RMI’s work on emissions transparency also provides a strong foundation to advance sectoral decarbonization strategies on many fronts. We leverage our climate intelligence in combination with broad sectoral expertise to help investors maintain climate-aligned portfolios, companies convert net-zero climate commitments into actionable strategies, and governments craft informed policies and regulations. Together with RMI’s Center for Climate Aligned Finance we are working with partners to overcome barriers to climate alignment at the firm, sector, and system levels.

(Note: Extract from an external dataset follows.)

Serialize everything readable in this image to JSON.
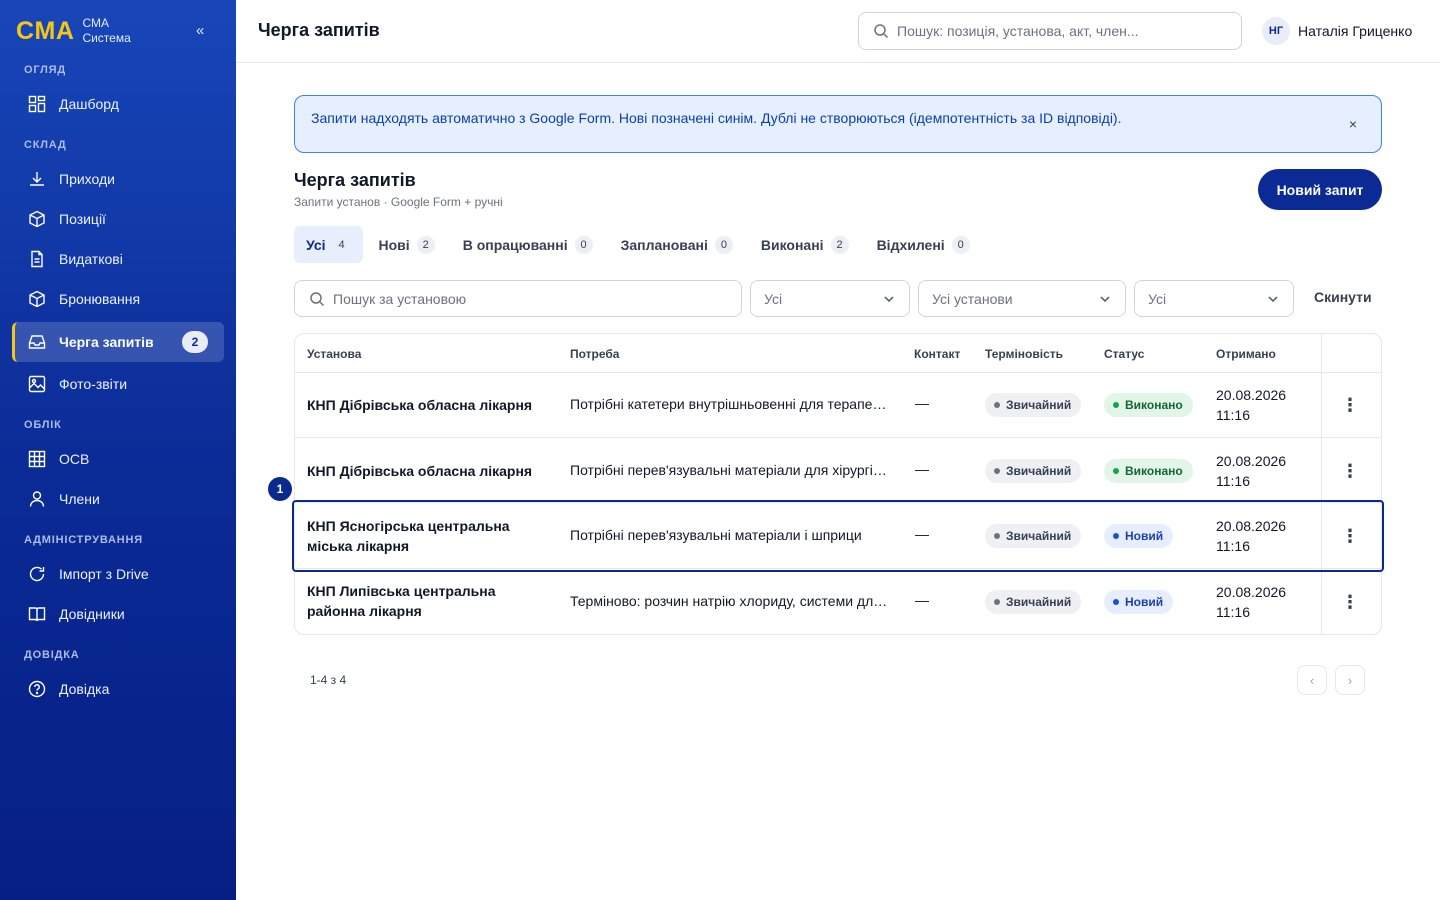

It is imperative that we make substantial progress toward a low-carbon economy by 2030 to prevent triggering dangerous climate tipping points. Cutting oil and gas emissions — while also reducing oil and gas demand — are both integral to any successful strategy. This involves getting major global financial institutions on track with net-zero commitments, scaling up green finance, and working in partnership to transition carbon-intensive industries to get to net zero. Making methane emissions visible and putting an accurate dollar amount on their true societal costs are essential to give us a fighting chance at avoiding the most catastrophic consequences of climate change.